Asian Political News, Nov 18, 2002

TOKYO, Nov. 12 Kyodo

(EDS: ADDING DETAILS)

Former Taiwan President Lee Teng-hui withdrew his application Tuesday for a visa to visit Japan to deliver a speech to students of Tokyo's Keio University, the Foreign Ministry said.

Lee withdrew the application at 1:15 p.m. Japan time, but the reason the former president withdrew his application was not immediately known, Press Secretary Hatsuhisa Takashima said at a news conference.
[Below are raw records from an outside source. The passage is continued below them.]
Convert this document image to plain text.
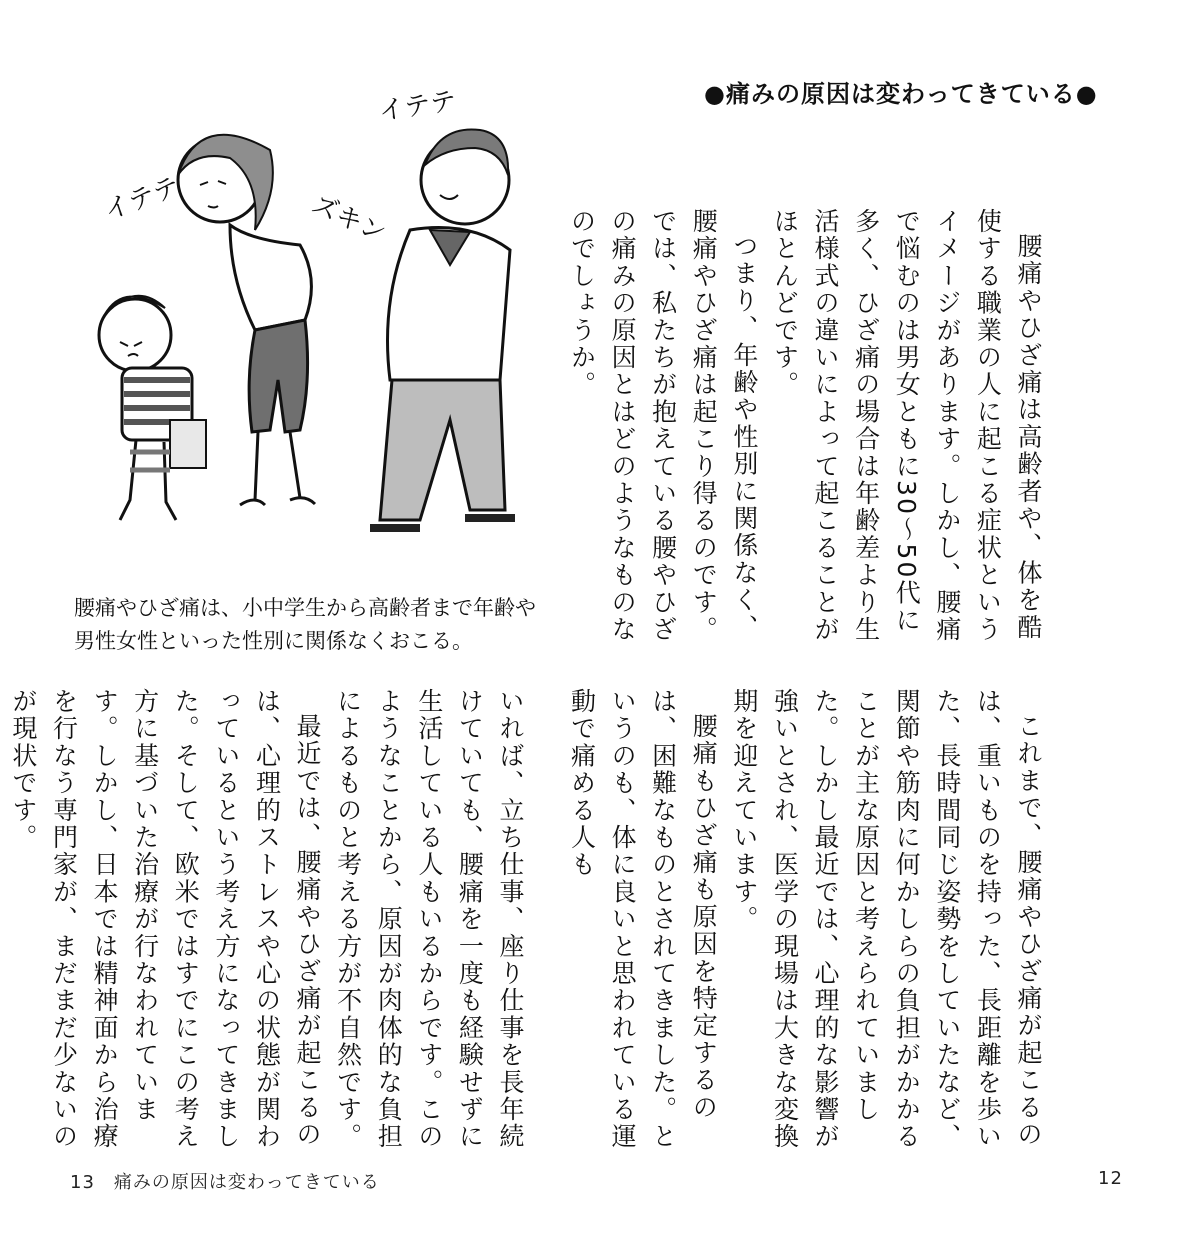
イテテ	ズキン
イテテ
腰痛やひざ痛は、小中学生から高齢者まで年齢や男性女性といった性別に関係なくおこる。
●痛みの原因は変わってきている●
腰痛やひざ痛は高齢者や、体を酷使する職業の人に起こる症状というイメージがあります。しかし、腰痛で悩むのは男女ともに30～50代に多く、ひざ痛の場合は年齢差より生活様式の違いによって起こることがほとんどです。
つまり、年齢や性別に関係なく、腰痛やひざ痛は起こり得るのです。では、私たちが抱えている腰やひざの痛みの原因とはどのようなものなのでしょうか。
これまで、腰痛やひざ痛が起こるのは、重いものを持った、長距離を歩いた、長時間同じ姿勢をしていたなど、関節や筋肉に何かしらの負担がかかることが主な原因と考えられていました。しかし最近では、心理的な影響が強いとされ、医学の現場は大きな変換期を迎えています。
腰痛もひざ痛も原因を特定するのは、困難なものとされてきました。というのも、体に良いと思われている運動で痛める人も
いれば、立ち仕事、座り仕事を長年続けていても、腰痛を一度も経験せずに生活している人もいるからです。このようなことから、原因が肉体的な負担によるものと考える方が不自然です。
最近では、腰痛やひざ痛が起こるのは、心理的ストレスや心の状態が関わっているという考え方になってきました。そして、欧米ではすでにこの考え方に基づいた治療が行なわれています。しかし、日本では精神面から治療を行なう専門家が、まだまだ少ないのが現状です。
13　痛みの原因は変わってきている	12
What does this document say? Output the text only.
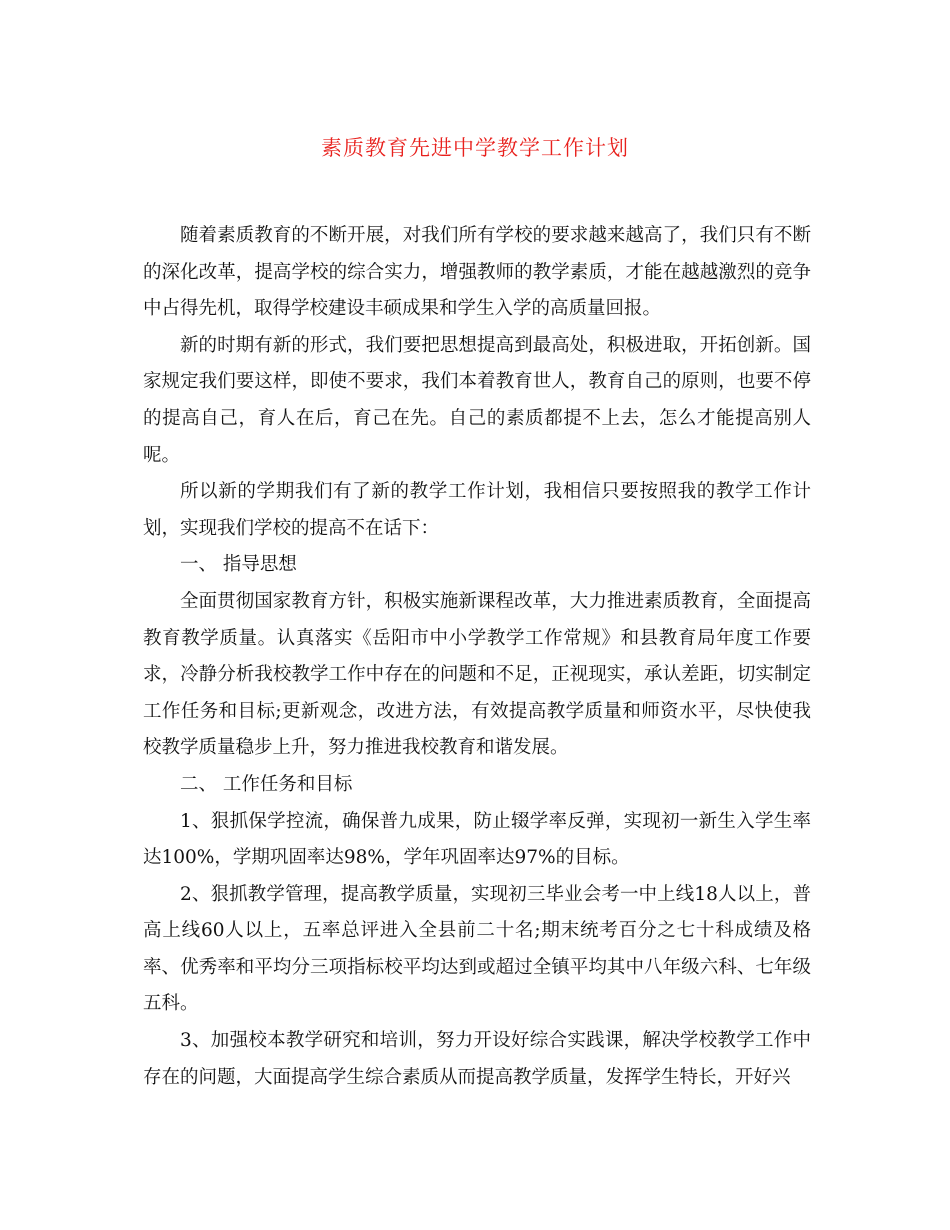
素质教育先进中学教学工作计划

随着素质教育的不断开展，对我们所有学校的要求越来越高了，我们只有不断的深化改革，提高学校的综合实力，增强教师的教学素质，才能在越越激烈的竞争中占得先机，取得学校建设丰硕成果和学生入学的高质量回报。

新的时期有新的形式，我们要把思想提高到最高处，积极进取，开拓创新。国家规定我们要这样，即使不要求，我们本着教育世人，教育自己的原则，也要不停的提高自己，育人在后，育己在先。自己的素质都提不上去，怎么才能提高别人呢。

所以新的学期我们有了新的教学工作计划，我相信只要按照我的教学工作计划，实现我们学校的提高不在话下：

一、 指导思想

全面贯彻国家教育方针，积极实施新课程改革，大力推进素质教育，全面提高教育教学质量。认真落实《岳阳市中小学教学工作常规》和县教育局年度工作要求，冷静分析我校教学工作中存在的问题和不足，正视现实，承认差距，切实制定工作任务和目标;更新观念，改进方法，有效提高教学质量和师资水平，尽快使我校教学质量稳步上升，努力推进我校教育和谐发展。

二、 工作任务和目标

1、狠抓保学控流，确保普九成果，防止辍学率反弹，实现初一新生入学生率达100%，学期巩固率达98%，学年巩固率达97%的目标。

2、狠抓教学管理，提高教学质量，实现初三毕业会考一中上线18人以上，普高上线60人以上，五率总评进入全县前二十名;期末统考百分之七十科成绩及格率、优秀率和平均分三项指标校平均达到或超过全镇平均其中八年级六科、七年级五科。

3、加强校本教学研究和培训，努力开设好综合实践课，解决学校教学工作中存在的问题，大面提高学生综合素质从而提高教学质量，发挥学生特长，开好兴
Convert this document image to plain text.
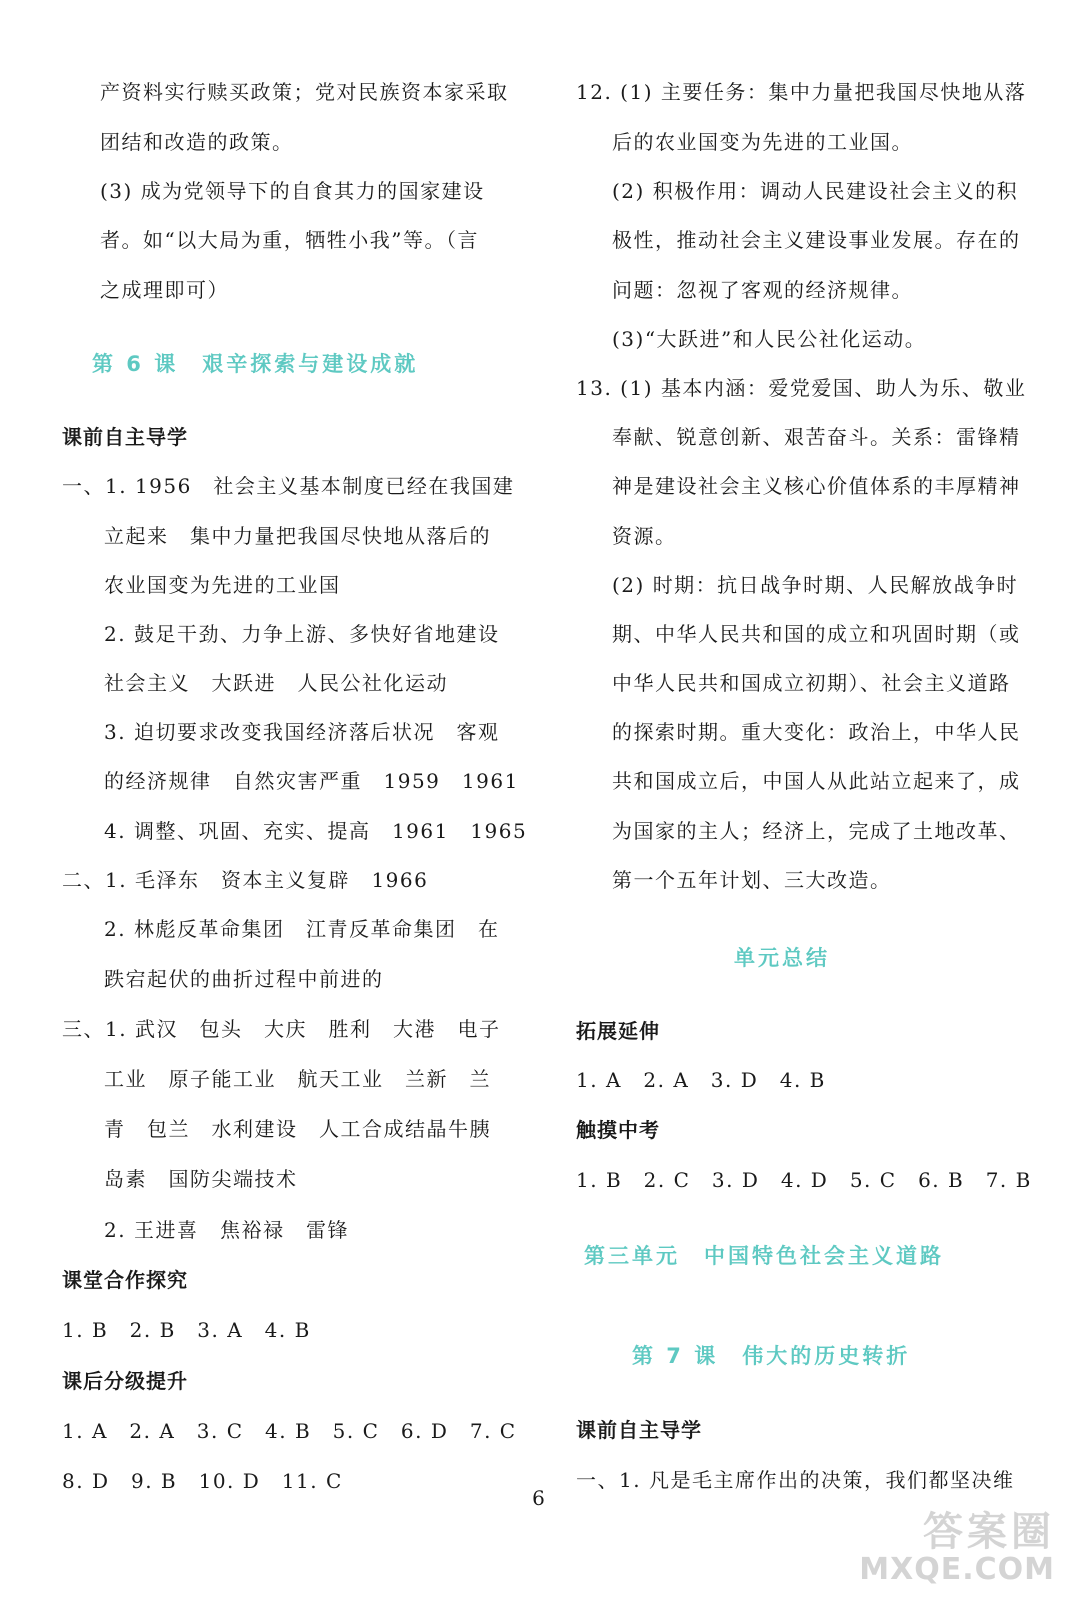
产资料实行赎买政策；党对民族资本家采取
团结和改造的政策。
(3) 成为党领导下的自食其力的国家建设
者。如“以大局为重，牺牲小我”等。（言
之成理即可）
第 6 课　艰辛探索与建设成就
课前自主导学
一、1. 1956　社会主义基本制度已经在我国建
立起来　集中力量把我国尽快地从落后的
农业国变为先进的工业国
2. 鼓足干劲、力争上游、多快好省地建设
社会主义　大跃进　人民公社化运动
3. 迫切要求改变我国经济落后状况　客观
的经济规律　自然灾害严重　1959　1961
4. 调整、巩固、充实、提高　1961　1965
二、1. 毛泽东　资本主义复辟　1966
2. 林彪反革命集团　江青反革命集团　在
跌宕起伏的曲折过程中前进的
三、1. 武汉　包头　大庆　胜利　大港　电子
工业　原子能工业　航天工业　兰新　兰
青　包兰　水利建设　人工合成结晶牛胰
岛素　国防尖端技术
2. 王进喜　焦裕禄　雷锋
课堂合作探究
1. B　2. B　3. A　4. B
课后分级提升
1. A　2. A　3. C　4. B　5. C　6. D　7. C
8. D　9. B　10. D　11. C
12. (1) 主要任务：集中力量把我国尽快地从落
后的农业国变为先进的工业国。
(2) 积极作用：调动人民建设社会主义的积
极性，推动社会主义建设事业发展。存在的
问题：忽视了客观的经济规律。
(3)“大跃进”和人民公社化运动。
13. (1) 基本内涵：爱党爱国、助人为乐、敬业
奉献、锐意创新、艰苦奋斗。关系：雷锋精
神是建设社会主义核心价值体系的丰厚精神
资源。
(2) 时期：抗日战争时期、人民解放战争时
期、中华人民共和国的成立和巩固时期（或
中华人民共和国成立初期）、社会主义道路
的探索时期。重大变化：政治上，中华人民
共和国成立后，中国人从此站立起来了，成
为国家的主人；经济上，完成了土地改革、
第一个五年计划、三大改造。
单元总结
拓展延伸
1. A　2. A　3. D　4. B
触摸中考
1. B　2. C　3. D　4. D　5. C　6. B　7. B
第三单元　中国特色社会主义道路
第 7 课　伟大的历史转折
课前自主导学
一、1. 凡是毛主席作出的决策，我们都坚决维
6
答案圈
MXQE.COM
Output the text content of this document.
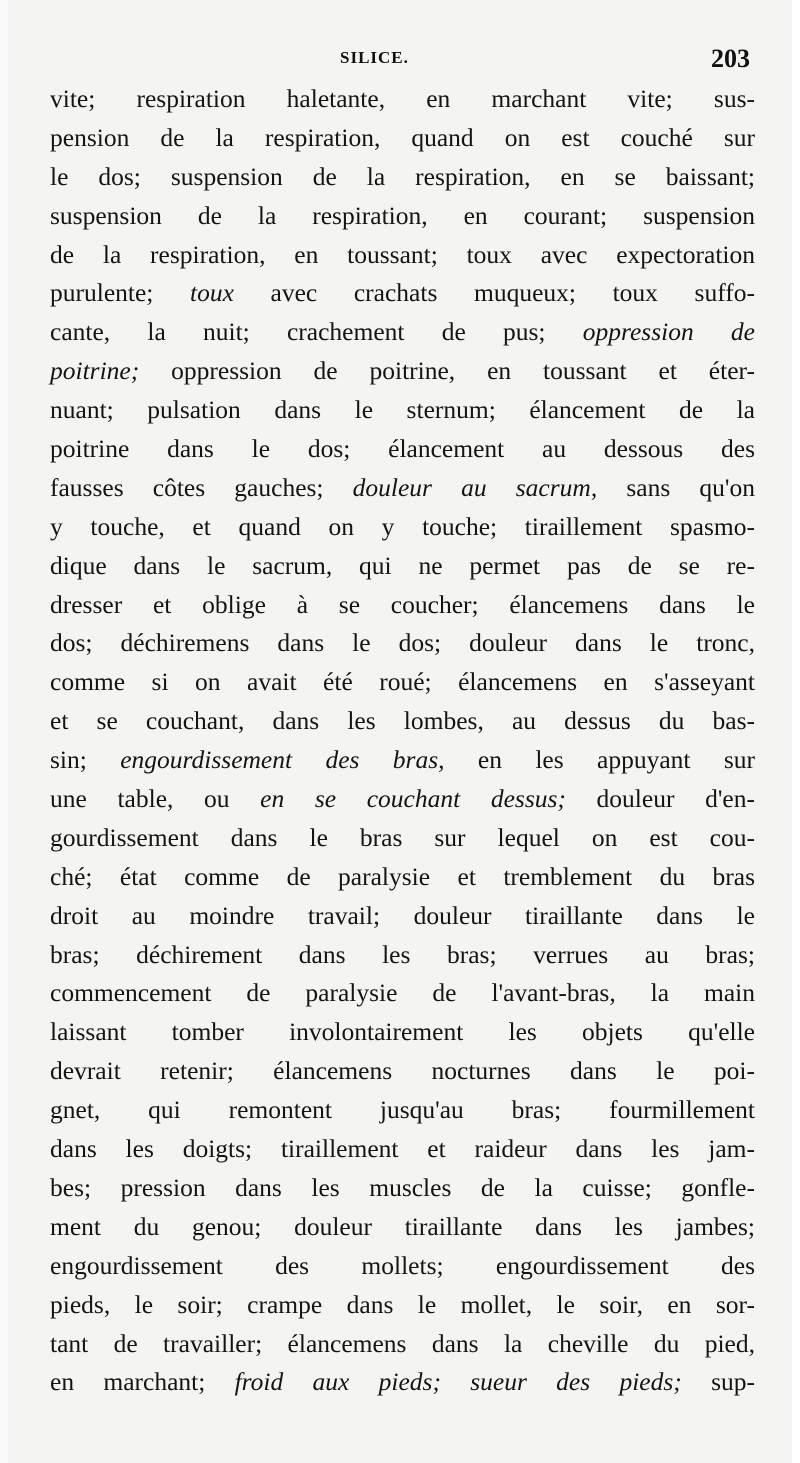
SILICE.	203
vite; respiration haletante, en marchant vite; sus-
pension de la respiration, quand on est couché sur
le dos; suspension de la respiration, en se baissant;
suspension de la respiration, en courant; suspension
de la respiration, en toussant; toux avec expectoration
purulente; toux avec crachats muqueux; toux suffo-
cante, la nuit; crachement de pus; oppression de
poitrine; oppression de poitrine, en toussant et éter-
nuant; pulsation dans le sternum; élancement de la
poitrine dans le dos; élancement au dessous des
fausses côtes gauches; douleur au sacrum, sans qu'on
y touche, et quand on y touche; tiraillement spasmo-
dique dans le sacrum, qui ne permet pas de se re-
dresser et oblige à se coucher; élancemens dans le
dos; déchiremens dans le dos; douleur dans le tronc,
comme si on avait été roué; élancemens en s'asseyant
et se couchant, dans les lombes, au dessus du bas-
sin; engourdissement des bras, en les appuyant sur
une table, ou en se couchant dessus; douleur d'en-
gourdissement dans le bras sur lequel on est cou-
ché; état comme de paralysie et tremblement du bras
droit au moindre travail; douleur tiraillante dans le
bras; déchirement dans les bras; verrues au bras;
commencement de paralysie de l'avant-bras, la main
laissant tomber involontairement les objets qu'elle
devrait retenir; élancemens nocturnes dans le poi-
gnet, qui remontent jusqu'au bras; fourmillement
dans les doigts; tiraillement et raideur dans les jam-
bes; pression dans les muscles de la cuisse; gonfle-
ment du genou; douleur tiraillante dans les jambes;
engourdissement des mollets; engourdissement des
pieds, le soir; crampe dans le mollet, le soir, en sor-
tant de travailler; élancemens dans la cheville du pied,
en marchant; froid aux pieds; sueur des pieds; sup-
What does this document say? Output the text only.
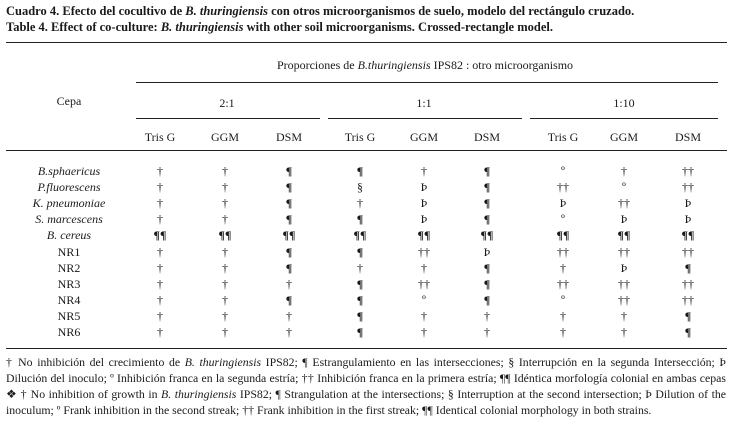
Cuadro 4. Efecto del cocultivo de B. thuringiensis con otros microorganismos de suelo, modelo del rectángulo cruzado.
Table 4. Effect of co-culture: B. thuringiensis with other soil microorganisms. Crossed-rectangle model.
Cepa
Proporciones de B.thuringiensis IPS82 : otro microorganismo
2:1	1:1	1:10
Tris G	GGM	DSM	Tris G	GGM	DSM	Tris G	GGM	DSM
B.sphaericus	†	†	¶	¶	†	¶	º	†	††
P.fluorescens	†	†	¶	§	Þ	¶	††	º	††
K. pneumoniae	†	†	¶	†	Þ	¶	Þ	††	Þ
S. marcescens	†	†	¶	¶	Þ	¶	º	Þ	Þ
B. cereus	¶¶	¶¶	¶¶	¶¶	¶¶	¶¶	¶¶	¶¶	¶¶
NR1	†	†	¶	¶	††	Þ	††	††	††
NR2	†	†	¶	†	†	¶	†	Þ	¶
NR3	†	†	†	¶	††	¶	††	††	††
NR4	†	†	¶	¶	º	¶	º	††	††
NR5	†	†	†	¶	†	†	†	†	¶
NR6	†	†	†	¶	†	†	†	†	¶
† No inhibición del crecimiento de B. thuringiensis IPS82; ¶ Estrangulamiento en las intersecciones; § Interrupción en la segunda Intersección; Þ Dilución del inoculo; º Inhibición franca en la segunda estría; †† Inhibición franca en la primera estría; ¶¶ Idéntica morfología colonial en ambas cepas ❖ † No inhibition of growth in B. thuringiensis IPS82; ¶ Strangulation at the intersections; § Interruption at the second intersection; Þ Dilution of the inoculum; º Frank inhibition in the second streak; †† Frank inhibition in the first streak; ¶¶ Identical colonial morphology in both strains.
Lee applied for the visa through an agent around noon Monday at the Taipei office of the Interchange Association, Japan's de facto diplomatic mission for Taiwan, for a multiple-entry visa valid for five years.

Later Monday, China warned Japan not to issue a visa to the former Taiwan leader for any reason. Chinese Foreign Ministry spokesman Kong Quan issued a statement saying Beijing ''has consistently opposed a visit to Japan by Lee Teng-hui under any name.''

Japan switched in 1972 its diplomatic allegiance from Taiwan to China, which sees the island a renegade province.

Also on Monday, Deputy Chief Cabinet Secretary Kosei Ueno said at a news conference in Tokyo that Lee's application stated the purpose of his proposed visit was to speak at a student gathering during an annual festival at Keio University.

''But Keio University and the organizer of the festival told (the government) they had no plan to hold such a gathering'' as part of the festival's official events, Ueno said.

Festival organizers and university authorities, anxious to avoid being cut off from cultural and other exchanges with China, apparently decided to forego the gathering planned by a group of students to invite Lee as a speaker.

Lee's most recent visit to Japan in April 2001 to undergo medial treatment in Okayama Prefecture set off protest by China, including its scrapping of a planned visit to Japan by Li Peng, chairman of the standing committee of the National People's Congress.